The best idiomatic solution I can come up with is pub const @"*" = enum { ... }; in MyEnum.zig and then const MyEnum = @import("MyEnum.zig").@"*"; in Foo.zig.
Is there any reason a file couldn’t be inferred as either an enum or a struct based on the presence of literals or fields respectively, as they are mutually exclusive? I assume this has been brought up before, but I couldn’t find anything.
EDIT: I forgot about unions. Ideally there would be uniform approach that could work for these too. Perhaps imports statements themselves could disambiguate between unions and structs, while also providing required data such as the enum to use for the union. The simplest solution I can think of would be either multiple unique import builtins or some way to configure the current import for either modules, unions, structs or enums.

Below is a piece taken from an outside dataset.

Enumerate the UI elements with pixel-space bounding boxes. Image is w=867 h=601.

If you expand from struct to enum and union you may as well just say an imported file can be any type. I think I prefer the simplicity of saying it’s always an implicit struct (without braces etc) than having to handle import syntax differently depending on the type.

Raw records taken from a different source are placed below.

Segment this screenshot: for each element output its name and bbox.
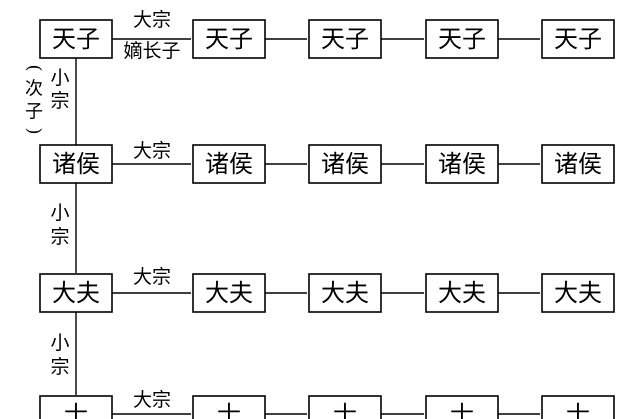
svg-text:诸侯: 诸侯 xyxy=(438,150,486,178)
label-xiaozong-1b: 宗 xyxy=(50,90,69,112)
node-tianzi-2: 天子 xyxy=(308,19,382,59)
svg-text:士: 士 xyxy=(64,401,88,419)
node-tianzi-main: 天子 xyxy=(39,19,113,59)
label-dazong-4: 大宗 xyxy=(133,389,171,411)
label-xiaozong-1a: 小 xyxy=(50,67,69,89)
node-dafu-2: 大夫 xyxy=(308,273,382,313)
svg-text:士: 士 xyxy=(217,401,241,419)
svg-text:天子: 天子 xyxy=(205,25,253,53)
node-shi-1: 士 xyxy=(192,395,266,419)
svg-text:天子: 天子 xyxy=(554,25,602,53)
node-zhuhou-2: 诸侯 xyxy=(308,144,382,184)
label-dazong-3: 大宗 xyxy=(133,266,171,288)
svg-text:大夫: 大夫 xyxy=(321,279,369,307)
svg-text:士: 士 xyxy=(566,401,590,419)
node-shi-3: 士 xyxy=(425,395,499,419)
label-xiaozong-2b: 宗 xyxy=(50,226,69,248)
svg-text:大夫: 大夫 xyxy=(52,279,100,307)
svg-text:天子: 天子 xyxy=(321,25,369,53)
svg-text:天子: 天子 xyxy=(438,25,486,53)
node-tianzi-4: 天子 xyxy=(541,19,615,59)
node-tianzi-3: 天子 xyxy=(425,19,499,59)
node-zhuhou-4: 诸侯 xyxy=(541,144,615,184)
svg-text:诸侯: 诸侯 xyxy=(554,150,602,178)
svg-text:诸侯: 诸侯 xyxy=(52,150,100,178)
node-shi-4: 士 xyxy=(541,395,615,419)
node-zhuhou-3: 诸侯 xyxy=(425,144,499,184)
svg-text:诸侯: 诸侯 xyxy=(205,150,253,178)
node-shi-main: 士 xyxy=(39,395,113,419)
node-shi-2: 士 xyxy=(308,395,382,419)
node-dafu-1: 大夫 xyxy=(192,273,266,313)
node-dafu-4: 大夫 xyxy=(541,273,615,313)
node-zhuhou-main: 诸侯 xyxy=(39,144,113,184)
label-cizi-paren-open: ( xyxy=(24,64,45,71)
svg-text:大夫: 大夫 xyxy=(554,279,602,307)
label-xiaozong-3b: 宗 xyxy=(50,356,69,378)
label-cizi-a: 次 xyxy=(25,79,43,100)
svg-text:士: 士 xyxy=(333,401,357,419)
svg-text:天子: 天子 xyxy=(52,25,100,53)
svg-text:大夫: 大夫 xyxy=(205,279,253,307)
svg-text:诸侯: 诸侯 xyxy=(321,150,369,178)
label-cizi-b: 子 xyxy=(25,102,43,123)
label-dizhangzi: 嫡长子 xyxy=(123,40,180,62)
node-zhuhou-1: 诸侯 xyxy=(192,144,266,184)
label-xiaozong-2a: 小 xyxy=(50,202,69,224)
svg-text:大夫: 大夫 xyxy=(438,279,486,307)
label-dazong-2: 大宗 xyxy=(133,140,171,162)
node-dafu-3: 大夫 xyxy=(425,273,499,313)
svg-text:士: 士 xyxy=(450,401,474,419)
label-cizi-paren-close: ) xyxy=(24,127,45,134)
node-dafu-main: 大夫 xyxy=(39,273,113,313)
node-tianzi-1: 天子 xyxy=(192,19,266,59)
label-xiaozong-3a: 小 xyxy=(50,332,69,354)
label-dazong-1: 大宗 xyxy=(133,9,171,31)
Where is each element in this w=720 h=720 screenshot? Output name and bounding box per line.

I think it is easier because namespaces are just structs, i.e. structs are how namespaces are represented in Zig. Files are also naturally namespaces, so it follows that file contents can be represented easily as structs.
This is a question of whether to add or subtract rules to the language.
I think the zig file was originally designed as a namespace.
The reason why it also serves as a struct type is merely to reduce the rules. Since the struct itself serves as both a namespace and a struct type with fields, if a zig file is designed as a struct, to illustrate that it is only used as a namespace and cannot be used as a struct type, additional restrictions need to be added in the language to express that “zig files are special; as a struct, they cannot have fields.” But it seems there is no particular need to restrict this.
However, if zig files are used for more types of aggregation such as union, tagged union, enum, packed struct, etc., more rules need to be added to zig files. From the perspective of usage, at certain times they seem more consistent. I dare not assert that this cannot be done in the future, but it will definitely add more grammar and rules, and there is no rush for this.